The California Court of Appeal in San Francisco today (June 19) ordered the California Public Utilities Commission (CPUC) to turn over communications between it and the governor’s office as the the agency came up with a plan to shift huge costs of decomissioning the now-shuttered San Onofre nuclear plant to customers, not utilities shareholders. (The plant is about 80 percent owned by Southern California Edison and 20 percent by San Diego Gas & Electric.)
In a long-running legal battle, San Diego attorneys Mike Aguirre and his partner Maria Severson have demanded copies of the communications between the agency and. the governor’s office on this topic. The two lawyers appealed a decision by the trial court.
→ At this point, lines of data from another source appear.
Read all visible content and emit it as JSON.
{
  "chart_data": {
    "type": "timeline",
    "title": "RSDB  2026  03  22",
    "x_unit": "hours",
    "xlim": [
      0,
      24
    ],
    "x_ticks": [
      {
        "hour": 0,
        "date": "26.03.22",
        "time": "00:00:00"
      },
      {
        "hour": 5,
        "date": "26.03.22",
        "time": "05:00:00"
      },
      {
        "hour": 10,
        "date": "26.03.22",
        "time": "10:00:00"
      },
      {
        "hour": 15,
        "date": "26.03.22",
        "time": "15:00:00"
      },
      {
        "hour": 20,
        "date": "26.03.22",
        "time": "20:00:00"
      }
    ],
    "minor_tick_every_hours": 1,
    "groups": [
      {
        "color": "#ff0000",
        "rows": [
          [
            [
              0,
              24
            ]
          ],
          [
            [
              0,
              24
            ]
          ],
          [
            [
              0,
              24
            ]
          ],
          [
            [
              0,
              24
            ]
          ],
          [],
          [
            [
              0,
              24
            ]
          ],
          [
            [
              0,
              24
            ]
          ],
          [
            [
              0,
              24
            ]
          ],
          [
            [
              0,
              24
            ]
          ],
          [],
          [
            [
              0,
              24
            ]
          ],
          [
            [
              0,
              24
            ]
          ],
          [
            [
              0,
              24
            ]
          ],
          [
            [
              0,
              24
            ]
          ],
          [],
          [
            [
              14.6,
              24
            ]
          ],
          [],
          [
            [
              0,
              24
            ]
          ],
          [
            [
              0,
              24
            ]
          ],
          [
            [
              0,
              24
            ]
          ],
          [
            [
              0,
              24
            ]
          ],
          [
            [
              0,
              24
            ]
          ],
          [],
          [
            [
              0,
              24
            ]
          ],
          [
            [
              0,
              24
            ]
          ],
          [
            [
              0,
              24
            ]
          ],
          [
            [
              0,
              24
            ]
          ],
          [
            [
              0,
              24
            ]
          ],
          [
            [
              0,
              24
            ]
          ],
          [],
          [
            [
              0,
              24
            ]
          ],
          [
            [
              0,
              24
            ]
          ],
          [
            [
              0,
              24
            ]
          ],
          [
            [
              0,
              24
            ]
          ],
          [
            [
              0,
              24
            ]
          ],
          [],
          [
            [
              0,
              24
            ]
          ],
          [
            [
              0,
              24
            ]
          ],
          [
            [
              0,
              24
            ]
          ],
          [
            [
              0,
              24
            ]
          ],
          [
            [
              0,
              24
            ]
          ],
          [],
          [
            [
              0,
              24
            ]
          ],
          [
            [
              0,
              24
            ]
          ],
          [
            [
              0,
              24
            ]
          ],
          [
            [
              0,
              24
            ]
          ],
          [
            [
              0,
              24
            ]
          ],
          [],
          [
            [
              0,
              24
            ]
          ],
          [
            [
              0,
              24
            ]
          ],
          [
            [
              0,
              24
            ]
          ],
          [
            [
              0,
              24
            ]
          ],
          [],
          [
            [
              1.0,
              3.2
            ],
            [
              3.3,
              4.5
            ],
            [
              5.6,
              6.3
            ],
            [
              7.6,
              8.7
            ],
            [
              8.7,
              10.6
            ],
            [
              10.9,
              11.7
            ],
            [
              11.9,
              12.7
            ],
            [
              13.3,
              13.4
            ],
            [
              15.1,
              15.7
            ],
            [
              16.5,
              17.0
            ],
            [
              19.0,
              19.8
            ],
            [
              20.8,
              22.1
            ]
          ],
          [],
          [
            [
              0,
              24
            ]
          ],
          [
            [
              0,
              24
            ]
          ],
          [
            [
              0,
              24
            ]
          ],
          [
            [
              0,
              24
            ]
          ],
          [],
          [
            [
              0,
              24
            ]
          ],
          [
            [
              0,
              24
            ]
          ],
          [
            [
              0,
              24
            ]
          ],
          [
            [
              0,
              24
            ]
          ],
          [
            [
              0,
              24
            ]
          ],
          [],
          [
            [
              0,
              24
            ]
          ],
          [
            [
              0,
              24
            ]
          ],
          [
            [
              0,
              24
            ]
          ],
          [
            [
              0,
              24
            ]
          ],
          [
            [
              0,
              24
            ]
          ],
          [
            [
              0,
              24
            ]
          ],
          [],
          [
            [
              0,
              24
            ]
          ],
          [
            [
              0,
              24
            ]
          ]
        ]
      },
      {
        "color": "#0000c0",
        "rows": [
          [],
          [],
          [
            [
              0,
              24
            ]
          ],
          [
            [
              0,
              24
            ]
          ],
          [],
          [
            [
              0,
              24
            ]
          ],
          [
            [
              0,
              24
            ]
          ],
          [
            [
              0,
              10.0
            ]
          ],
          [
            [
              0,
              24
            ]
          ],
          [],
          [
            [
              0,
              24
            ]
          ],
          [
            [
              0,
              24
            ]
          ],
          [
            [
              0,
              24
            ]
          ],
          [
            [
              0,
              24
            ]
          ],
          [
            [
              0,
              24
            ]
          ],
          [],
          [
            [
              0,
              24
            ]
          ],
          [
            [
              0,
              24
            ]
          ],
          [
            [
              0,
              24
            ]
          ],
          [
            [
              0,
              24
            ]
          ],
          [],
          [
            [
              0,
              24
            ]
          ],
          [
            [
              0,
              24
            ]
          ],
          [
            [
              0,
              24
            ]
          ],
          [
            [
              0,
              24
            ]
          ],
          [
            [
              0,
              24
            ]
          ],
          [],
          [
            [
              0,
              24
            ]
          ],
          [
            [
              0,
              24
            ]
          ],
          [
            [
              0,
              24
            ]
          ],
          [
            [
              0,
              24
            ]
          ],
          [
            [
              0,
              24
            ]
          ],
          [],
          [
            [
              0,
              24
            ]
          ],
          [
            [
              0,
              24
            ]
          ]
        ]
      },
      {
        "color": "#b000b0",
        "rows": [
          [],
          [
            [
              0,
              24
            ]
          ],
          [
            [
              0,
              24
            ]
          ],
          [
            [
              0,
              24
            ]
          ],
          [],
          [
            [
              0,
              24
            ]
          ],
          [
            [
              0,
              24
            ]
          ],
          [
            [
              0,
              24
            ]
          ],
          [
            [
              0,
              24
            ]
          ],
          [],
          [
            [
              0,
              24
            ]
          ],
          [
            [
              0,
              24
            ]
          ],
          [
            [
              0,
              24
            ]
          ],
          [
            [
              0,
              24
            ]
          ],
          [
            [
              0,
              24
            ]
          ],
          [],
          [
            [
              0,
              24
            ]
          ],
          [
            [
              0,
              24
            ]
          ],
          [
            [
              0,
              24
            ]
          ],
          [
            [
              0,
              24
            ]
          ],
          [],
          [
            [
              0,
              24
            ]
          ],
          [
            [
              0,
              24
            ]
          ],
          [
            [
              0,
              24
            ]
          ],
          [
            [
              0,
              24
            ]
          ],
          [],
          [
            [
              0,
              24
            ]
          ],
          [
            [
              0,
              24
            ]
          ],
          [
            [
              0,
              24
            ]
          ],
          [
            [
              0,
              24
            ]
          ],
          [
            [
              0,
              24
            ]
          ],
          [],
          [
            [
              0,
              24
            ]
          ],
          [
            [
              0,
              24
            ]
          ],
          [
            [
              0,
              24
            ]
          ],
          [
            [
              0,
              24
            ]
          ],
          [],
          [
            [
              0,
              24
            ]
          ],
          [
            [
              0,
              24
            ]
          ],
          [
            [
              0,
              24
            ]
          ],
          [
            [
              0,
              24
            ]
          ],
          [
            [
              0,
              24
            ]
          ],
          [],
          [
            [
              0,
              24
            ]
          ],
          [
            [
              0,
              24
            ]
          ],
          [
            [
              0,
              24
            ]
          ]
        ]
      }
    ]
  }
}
The appellate panel found yesterday, “the CPUC shall produce every document, with any attachment(s) over which it asserted the deliberative process privilege…with the redacted portion restored.” The CPUC did not demonstrate “a clear overbalance” on the side of confidentiality, said the appellate panel.
However, the court said that the CPUC “may continue to withhold the 16 records over which it asserted the attorney-client privilege as [Aguirre] has not timely or convincingly disputed [CPUC’s claim] that he waived his request for these 16 documents.”
Background: the former head of the CPUC, Mike Peevey, came up with the idea to soak the ratepayers, and passed it to Edison. This was of dubious legality. Peevey is a longtime friend of Gov. Jerry Brown; Aguirre and Severson are convinced that the governor may have been calling some of the critical shots in the arrangement. The CPUC adamantly refused to turn over documents related to its communications with Brown. Now it will have to turn over some of them.